Still, we must have a distinct idea of the syllable we are to pronounce, and as Chinese furnishes, in comparison with our alphabets, nothing but the most imperfect aid to the end in view, we are forced to supply the deficiency by combinations of our own alphabetic symbols sometimes at the rate of their prescriptive values, sometimes reinforcing them by diacritic marks, or arbitrarily constraining them to do a duty for which there is little precedent.

2. Sound.—The values assigned to the letters of the alphabet employed in the spelling of the syllables given below are here considered independently of tone; but the syllable has been spelt generally in the form that appeared to approach nearest to an adequate representation of the spoken sound, and at the same time to admit, without change of the letters composing it, of an application to it of the inflections proper to a change of tone.

Vowels and Diphthongal Sounds.

a.
The a in father; when pronounced singly, in particular after words terminating in vowel-sounds, slightly nasalised, as though preceded by 'ng.
ai.
Nearly our sound aye, but better represented by the Italian ai, in hái, amái.
ao.
The Italian ao in Aosta, Aorno; but not unfrequently inclining to á-oo, the Italian au ui cauto.
e.
In eh, en, as in yet, lens.
ei.
Nearly ey in grey, whey, but with greater distinctness of the vowels, as in the Italian lei, contei.
ê.
Nearest approached in English by the vowel-sound in earth, in perch, or in any word where e is followed by r, and a consonant not r; as in lurk.
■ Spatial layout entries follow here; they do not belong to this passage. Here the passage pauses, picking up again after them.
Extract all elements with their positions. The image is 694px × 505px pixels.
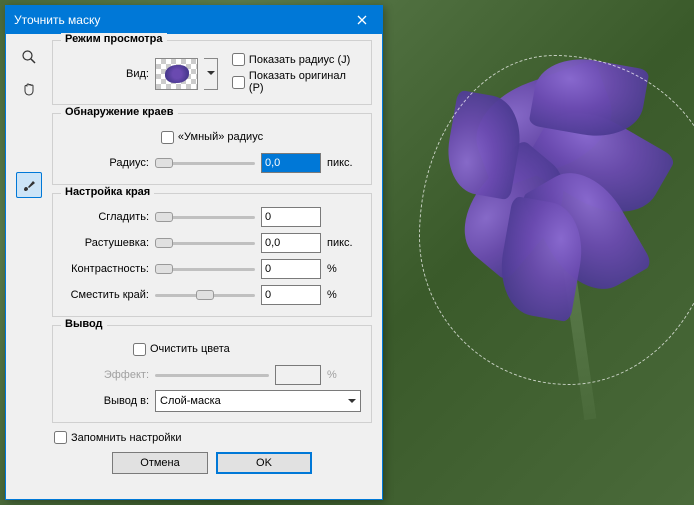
effect-label: Эффект: bbox=[63, 369, 149, 381]
decontaminate-checkbox[interactable]: Очистить цвета bbox=[133, 343, 230, 356]
output-group: Вывод Очистить цвета Эффект: % Вывод в: bbox=[52, 325, 372, 423]
smooth-label: Сгладить: bbox=[63, 211, 149, 223]
contrast-unit: % bbox=[327, 263, 361, 275]
cancel-button[interactable]: Отмена bbox=[112, 452, 208, 474]
smart-radius-checkbox[interactable]: «Умный» радиус bbox=[161, 131, 263, 144]
output-to-label: Вывод в: bbox=[63, 395, 149, 407]
brush-icon bbox=[21, 177, 37, 193]
edge-detection-group: Обнаружение краев «Умный» радиус Радиус:… bbox=[52, 113, 372, 185]
shift-edge-input[interactable] bbox=[261, 285, 321, 305]
adjust-edge-group: Настройка края Сгладить: Растушевка: пик… bbox=[52, 193, 372, 317]
hand-icon bbox=[21, 81, 37, 97]
hand-tool[interactable] bbox=[16, 76, 42, 102]
contrast-slider[interactable] bbox=[155, 261, 255, 277]
view-mode-legend: Режим просмотра bbox=[61, 33, 167, 45]
close-icon bbox=[357, 15, 367, 25]
view-label: Вид: bbox=[63, 68, 149, 80]
feather-label: Растушевка: bbox=[63, 237, 149, 249]
view-thumbnail[interactable] bbox=[155, 58, 198, 90]
radius-slider[interactable] bbox=[155, 155, 255, 171]
flower-image bbox=[374, 20, 694, 420]
feather-slider[interactable] bbox=[155, 235, 255, 251]
shift-edge-slider[interactable] bbox=[155, 287, 255, 303]
refine-brush-tool[interactable] bbox=[16, 172, 42, 198]
ok-button[interactable]: OK bbox=[216, 452, 312, 474]
view-dropdown[interactable] bbox=[204, 58, 218, 90]
titlebar[interactable]: Уточнить маску bbox=[6, 6, 382, 34]
shift-edge-unit: % bbox=[327, 289, 361, 301]
remember-settings-checkbox[interactable]: Запомнить настройки bbox=[54, 431, 372, 444]
tool-strip bbox=[16, 40, 44, 474]
effect-unit: % bbox=[327, 369, 361, 381]
contrast-label: Контрастность: bbox=[63, 263, 149, 275]
close-button[interactable] bbox=[342, 6, 382, 34]
effect-input bbox=[275, 365, 321, 385]
feather-unit: пикс. bbox=[327, 237, 361, 249]
refine-mask-dialog: Уточнить маску Режим просмотра Вид: bbox=[5, 5, 383, 500]
shift-edge-label: Сместить край: bbox=[63, 289, 149, 301]
contrast-input[interactable] bbox=[261, 259, 321, 279]
zoom-tool[interactable] bbox=[16, 44, 42, 70]
smooth-slider[interactable] bbox=[155, 209, 255, 225]
dialog-title: Уточнить маску bbox=[14, 13, 100, 27]
show-radius-checkbox[interactable]: Показать радиус (J) bbox=[232, 53, 361, 66]
show-original-checkbox[interactable]: Показать оригинал (P) bbox=[232, 70, 361, 94]
radius-label: Радиус: bbox=[63, 157, 149, 169]
chevron-down-icon bbox=[207, 71, 215, 76]
adjust-edge-legend: Настройка края bbox=[61, 186, 154, 198]
output-legend: Вывод bbox=[61, 318, 107, 330]
output-to-select[interactable]: Слой-маска bbox=[155, 390, 361, 412]
radius-input[interactable] bbox=[261, 153, 321, 173]
selection-marquee bbox=[419, 55, 694, 385]
feather-input[interactable] bbox=[261, 233, 321, 253]
radius-unit: пикс. bbox=[327, 157, 361, 169]
magnifier-icon bbox=[21, 49, 37, 65]
effect-slider bbox=[155, 367, 269, 383]
edge-detection-legend: Обнаружение краев bbox=[61, 106, 178, 118]
smooth-input[interactable] bbox=[261, 207, 321, 227]
view-mode-group: Режим просмотра Вид: Показать радиус (J) bbox=[52, 40, 372, 105]
chevron-down-icon bbox=[348, 399, 356, 404]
Singly, or as an initial, it has the nasal prefix 'ng stronger than the syllable a.
êi.
The foregoing ê followed enclitically by y. Strike out the n from the word money, and you have the syllable mêi. If the syllable nêi exist at all (which some Chinese, who pronounce it nui, dispute), the êi is most apparent in nêi.
êrh.
The urr, in burr, purr.
i.
As a single syllable, or as a final, the vowel-sound in ease, tree; in ih, in, ing, shortened as in chick, chin, thing.